Adanya permasalahan kesehatan masyarakat di lahan basah contohnya
Penyakit menular yang ditularkan melalui air sudah menjadi masalah prioritas
kesehatan masyarakat di Indonesia, dimana angka kejadian dan kematiannya
terjadi dalam waktu yang singkat. Penyebaran penyakit ini terkait dengan aktivitas
manusia, di antaranya penebangan hutan, pembangunan pemukiman,
pembangunan bendungan dan perubahan iklim. Malaria, demam kuning (yellow
fever), demam berdarah, filariasis dan encephalitia termasuk penyakit tropika dan
subtropika yang berkaitan dengan lahan basah. Semula keadaan ini membuat
orang menjauhi lahan basah. Dari sisi preservasi lahan basah, ketakutan orang
pada lahan basah dapat dianggap mengandung hikmah. Akan tetapi kemudian,
dengan alasan memberantas penyakit, orang di banyak negara seperti di Eropa,
Amerika Serikat, Amerika Tengah, Afrika dan juga Indonesia, melakukan
pembukaan dan pengatusan lahan basah secara besar-besaran.

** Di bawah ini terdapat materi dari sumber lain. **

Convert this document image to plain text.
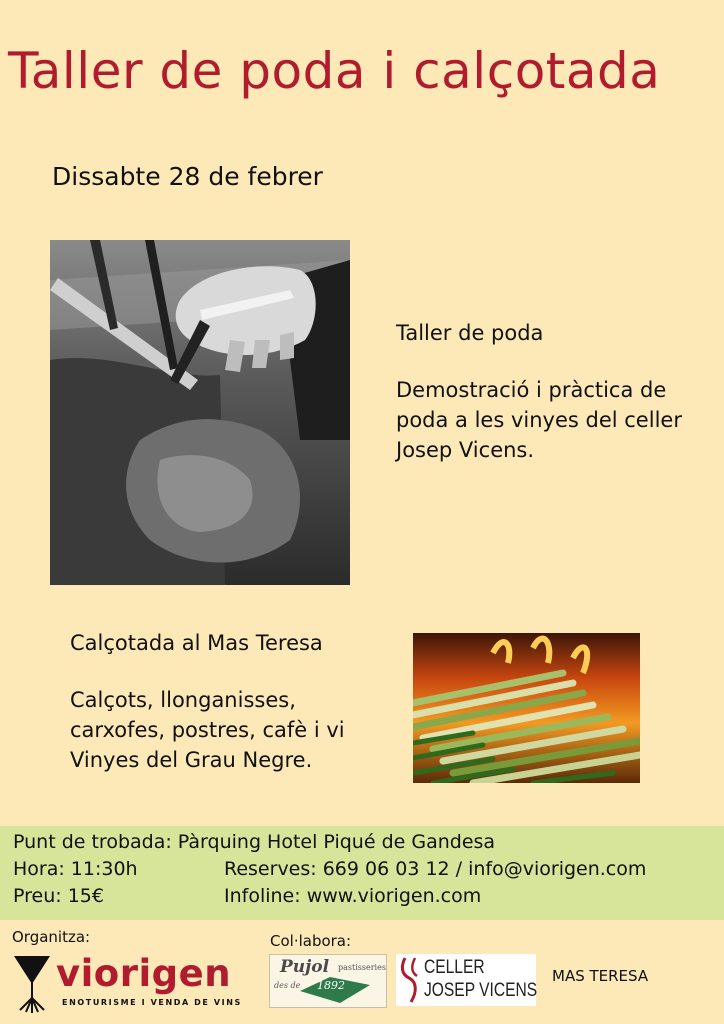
Taller de poda i calçotada
Dissabte 28 de febrer
Taller de poda
Demostració i pràctica de
poda a les vinyes del celler
Josep Vicens.
Calçotada al Mas Teresa
Calçots, llonganisses,
carxofes, postres, cafè i vi
Vinyes del Grau Negre.
Punt de trobada: Pàrquing Hotel Piqué de Gandesa
Hora: 11:30h	Reserves: 669 06 03 12 / info@viorigen.com
Preu: 15€	Infoline: www.viorigen.com
Organitza:	Col·labora:
viorigen
ENOTURISME I VENDA DE VINS
Pujol pastisseries
des de 1892
CELLER
JOSEP VICENS
MAS TERESA
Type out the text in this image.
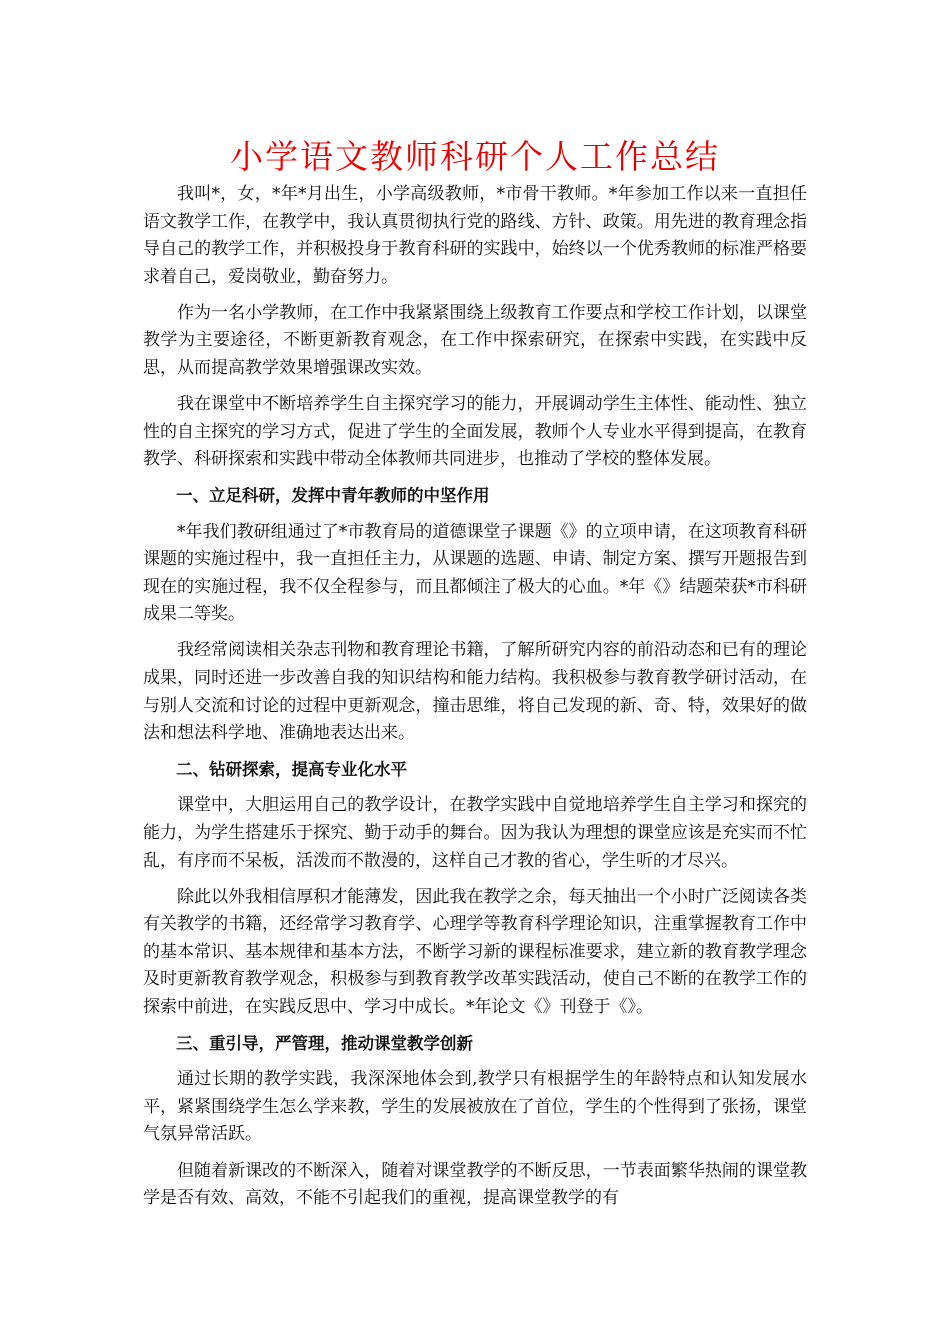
小学语文教师科研个人工作总结

我叫*，女，*年*月出生，小学高级教师，*市骨干教师。*年参加工作以来一直担任语文教学工作，在教学中，我认真贯彻执行党的路线、方针、政策。用先进的教育理念指导自己的教学工作，并积极投身于教育科研的实践中，始终以一个优秀教师的标准严格要求着自己，爱岗敬业，勤奋努力。

作为一名小学教师，在工作中我紧紧围绕上级教育工作要点和学校工作计划，以课堂教学为主要途径，不断更新教育观念，在工作中探索研究，在探索中实践，在实践中反思，从而提高教学效果增强课改实效。

我在课堂中不断培养学生自主探究学习的能力，开展调动学生主体性、能动性、独立性的自主探究的学习方式，促进了学生的全面发展，教师个人专业水平得到提高，在教育教学、科研探索和实践中带动全体教师共同进步，也推动了学校的整体发展。

一、立足科研，发挥中青年教师的中坚作用

*年我们教研组通过了*市教育局的道德课堂子课题《》的立项申请，在这项教育科研课题的实施过程中，我一直担任主力，从课题的选题、申请、制定方案、撰写开题报告到现在的实施过程，我不仅全程参与，而且都倾注了极大的心血。*年《》结题荣获*市科研成果二等奖。

我经常阅读相关杂志刊物和教育理论书籍，了解所研究内容的前沿动态和已有的理论成果，同时还进一步改善自我的知识结构和能力结构。我积极参与教育教学研讨活动，在与别人交流和讨论的过程中更新观念，撞击思维，将自己发现的新、奇、特，效果好的做法和想法科学地、准确地表达出来。

二、钻研探索，提高专业化水平

课堂中，大胆运用自己的教学设计，在教学实践中自觉地培养学生自主学习和探究的能力，为学生搭建乐于探究、勤于动手的舞台。因为我认为理想的课堂应该是充实而不忙乱，有序而不呆板，活泼而不散漫的，这样自己才教的省心，学生听的才尽兴。

除此以外我相信厚积才能薄发，因此我在教学之余，每天抽出一个小时广泛阅读各类有关教学的书籍，还经常学习教育学、心理学等教育科学理论知识，注重掌握教育工作中的基本常识、基本规律和基本方法，不断学习新的课程标准要求，建立新的教育教学理念及时更新教育教学观念，积极参与到教育教学改革实践活动，使自己不断的在教学工作的探索中前进，在实践反思中、学习中成长。*年论文《》刊登于《》。

三、重引导，严管理，推动课堂教学创新

通过长期的教学实践，我深深地体会到,教学只有根据学生的年龄特点和认知发展水平，紧紧围绕学生怎么学来教，学生的发展被放在了首位，学生的个性得到了张扬，课堂气氛异常活跃。

但随着新课改的不断深入，随着对课堂教学的不断反思，一节表面繁华热闹的课堂教学是否有效、高效，不能不引起我们的重视，提高课堂教学的有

Akibatnya, banyak lahan basah menjadi rusak dan yang paling menderita
adalah kawasan mangrove. Pembukaan kawasan mangrove besar-besaran di Jawa,
Panama dan Puerto Rico dengan maksud memberantas nyamuk Anopheles yang
menjadi vektor malaria justru meningkatkan serangan penyakit malaria karena
spesies nyamuknya berganti yang justru menyukai tempat-tempat yang terang. Di
negaranegara yang berhasil membasmi penyakit malaria, seperti di Eropa bagian
selatan, keberhasilan itu diragukan apakah benar karena penghilangan lahan basah
ataukah karena perbaikan sanitasi dan perumahan. Di negara-negara itu sampai
sekarang spesies nyamuk pengantar penyakit malaria masih tetap ada (Maltby,
1986; Dugan, 1990). Jenis penyakit yang bisa terjadi dilahan basah yaitu:
1. Malaria
Malaria merupakan infeksi parasit pada sel merah yang disebabkan
oleh suatu protozoa spesies plasmodium yang di tularkan kemanusia
melalui air liru nyamuk. Orang yang beresiko terinfeksi malaria adalah
anak-anak, balita, wanita hami serta penduduk nonimun yang
mengunjungi daerah endemis malaria serta berpenduduk di daerah
lahan basah (Handay & andi, 2008).
2. Demam kuning (yellow fever)
Demam kuning atau yellow fever merupakan penyakit infeksi yang di
sebabkan oleh virus. Disebut demam kuning karena penyakit ini
ditandai dengan ikterik (mata kuning). Penularan virus ini terjadi
karena gigitan oleh nyamuk yang terinfeksi virus demam kuning
namun penularannya tidak terjadi antar manusia (Cahyono, 2010).
3. Demam berdarah
Penyakit Demam Berdarah Dengue (DBD)merupakan salahsatu
masalah kesehatan masyarakat penting di Indonesia dan
seringmenimbulkan suatu letusan Kejadian Luar Biasa (KLB)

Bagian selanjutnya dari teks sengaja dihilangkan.